CHICAGO -- The yellow school bus rumbles through vacant lots and past demolished buildings, full of people who have paid $20 for a tour of what was once among the most dangerous areas of this or any other city in the United States. But for the woman with the microphone, this "Ghetto Bus Tour" isn't just another way to make a buck from tourists. ...

By DON BABWIN ~ The Associated Press
Beauty Turner led her "Ghetto Bus Tour" group to the site of the last Robert Taylor Home Thursday on Chicago's South Side. Neither the present nor the past of the Taylor Homes would seem a draw for tourists, but on this day a couple of dozen paid $20 for the tour. (Stacie Freudenberg ~ Associated Press)
Beauty Turner led her "Ghetto Bus Tour" group to the site of the last Robert Taylor Home Thursday on Chicago's South Side. Neither the present nor the past of the Taylor Homes would seem a draw for tourists, but on this day a couple of dozen paid $20 for the tour. (Stacie Freudenberg ~ Associated Press)

CHICAGO -- The yellow school bus rumbles through vacant lots and past demolished buildings, full of people who have paid $20 for a tour of what was once among the most dangerous areas of this or any other city in the United States.

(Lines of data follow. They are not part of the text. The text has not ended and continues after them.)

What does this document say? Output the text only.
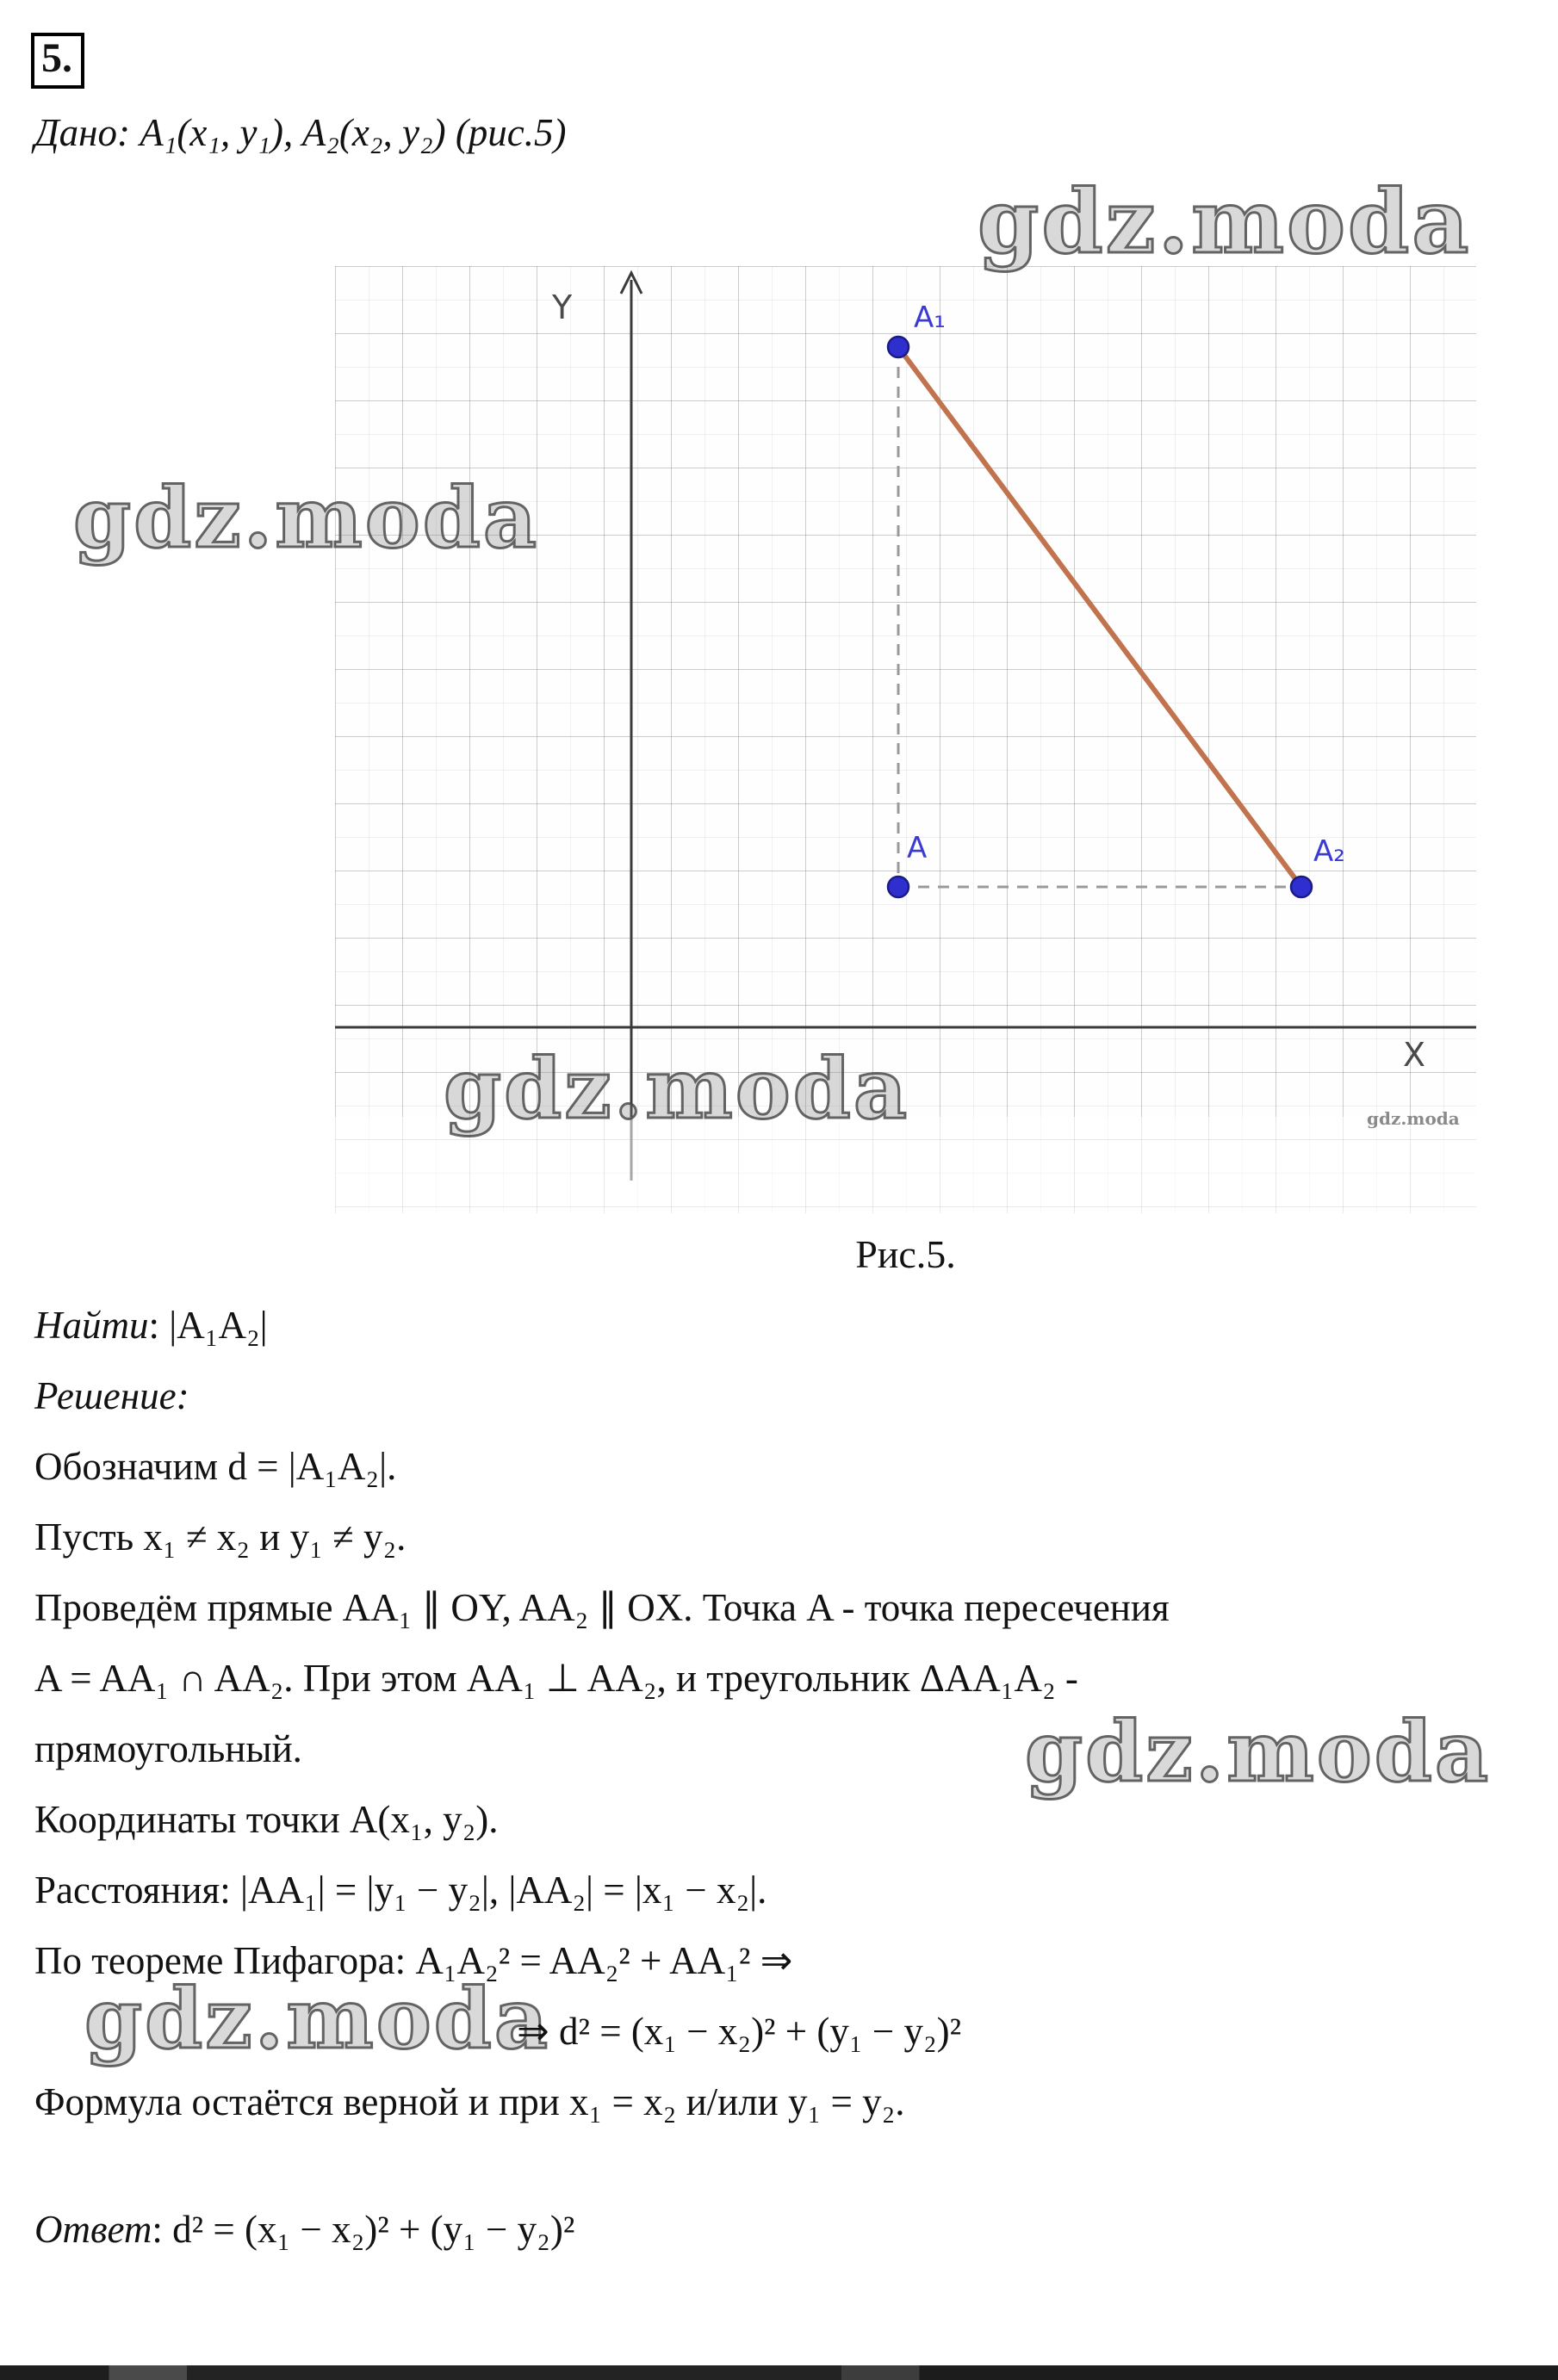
5.
Дано: A₁(x₁, y₁), A₂(x₂, y₂) (рис.5)
gdz.moda
gdz.moda
gdz.moda
gdz.moda
gdz.moda
Y
X
A₁
A	A₂
gdz.moda
Рис.5.
Найти: |A₁A₂|
Решение:
Обозначим d = |A₁A₂|.
Пусть x₁ ≠ x₂ и y₁ ≠ y₂.
Проведём прямые AA₁ ∥ OY, AA₂ ∥ OX. Точка A - точка пересечения
A = AA₁ ∩ AA₂. При этом AA₁ ⊥ AA₂, и треугольник ΔAA₁A₂ -
прямоугольный.
Координаты точки A(x₁, y₂).
Расстояния: |AA₁| = |y₁ − y₂|, |AA₂| = |x₁ − x₂|.
По теореме Пифагора: A₁A₂² = AA₂² + AA₁² ⇒
⇒ d² = (x₁ − x₂)² + (y₁ − y₂)²
Формула остаётся верной и при x₁ = x₂ и/или y₁ = y₂.
Ответ: d² = (x₁ − x₂)² + (y₁ − y₂)²
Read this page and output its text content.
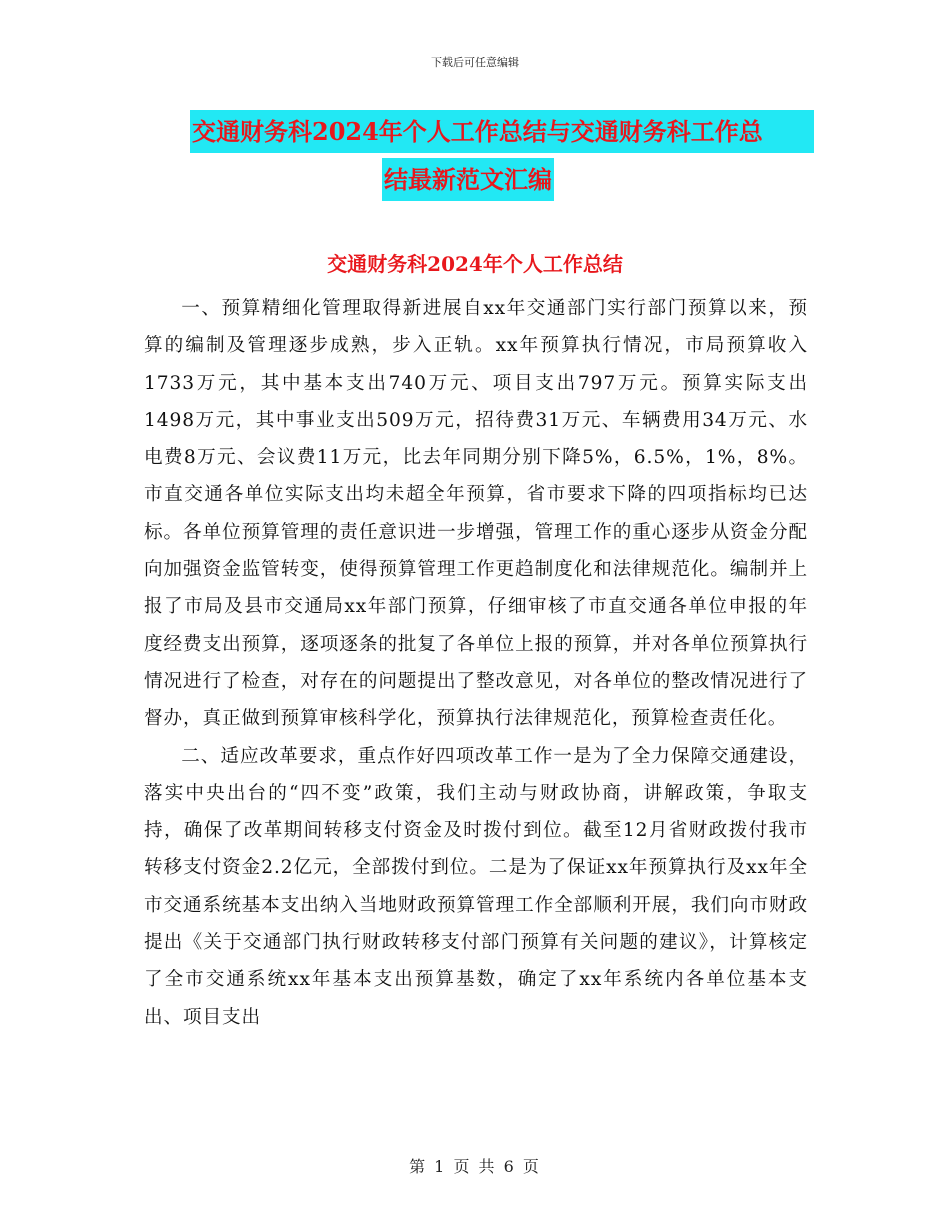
下载后可任意编辑
交通财务科2024年个人工作总结与交通财务科工作总
结最新范文汇编
交通财务科2024年个人工作总结

一、预算精细化管理取得新进展自xx年交通部门实行部门预算以来，预算的编制及管理逐步成熟，步入正轨。xx年预算执行情况，市局预算收入1733万元，其中基本支出740万元、项目支出797万元。预算实际支出1498万元，其中事业支出509万元，招待费31万元、车辆费用34万元、水电费8万元、会议费11万元，比去年同期分别下降5%，6.5%，1%，8%。市直交通各单位实际支出均未超全年预算，省市要求下降的四项指标均已达标。各单位预算管理的责任意识进一步增强，管理工作的重心逐步从资金分配向加强资金监管转变，使得预算管理工作更趋制度化和法律规范化。编制并上报了市局及县市交通局xx年部门预算，仔细审核了市直交通各单位申报的年度经费支出预算，逐项逐条的批复了各单位上报的预算，并对各单位预算执行情况进行了检查，对存在的问题提出了整改意见，对各单位的整改情况进行了督办，真正做到预算审核科学化，预算执行法律规范化，预算检查责任化。

二、适应改革要求，重点作好四项改革工作一是为了全力保障交通建设，落实中央出台的“四不变”政策，我们主动与财政协商，讲解政策，争取支持，确保了改革期间转移支付资金及时拨付到位。截至12月省财政拨付我市转移支付资金2.2亿元，全部拨付到位。二是为了保证xx年预算执行及xx年全市交通系统基本支出纳入当地财政预算管理工作全部顺利开展，我们向市财政提出《关于交通部门执行财政转移支付部门预算有关问题的建议》，计算核定了全市交通系统xx年基本支出预算基数，确定了xx年系统内各单位基本支出、项目支出

第 1 页 共 6 页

But for the woman with the microphone, this "Ghetto Bus Tour" isn't just another way to make a buck from tourists. It's the last gasp in her crusade to tell a different story about Chicago's notorious housing projects, something other than well-known tales about gang violence so fierce that residents slept in their bathtubs to avoid bullets.

"I want you to see what I see," says Beauty Turner, after leading the group off the bus to a weedy lot where the Robert Taylor Homes once stood. "To hear the voices of the voiceless."

Turner, a former Robert Taylor Homes resident, has been one of the most vocal critics of the Chicago Housing Authority's $1.6 billion "Plan for Transformation," which since the late 1990s has involved demolishing public housing high-rises and replacing them with mixed-income housing.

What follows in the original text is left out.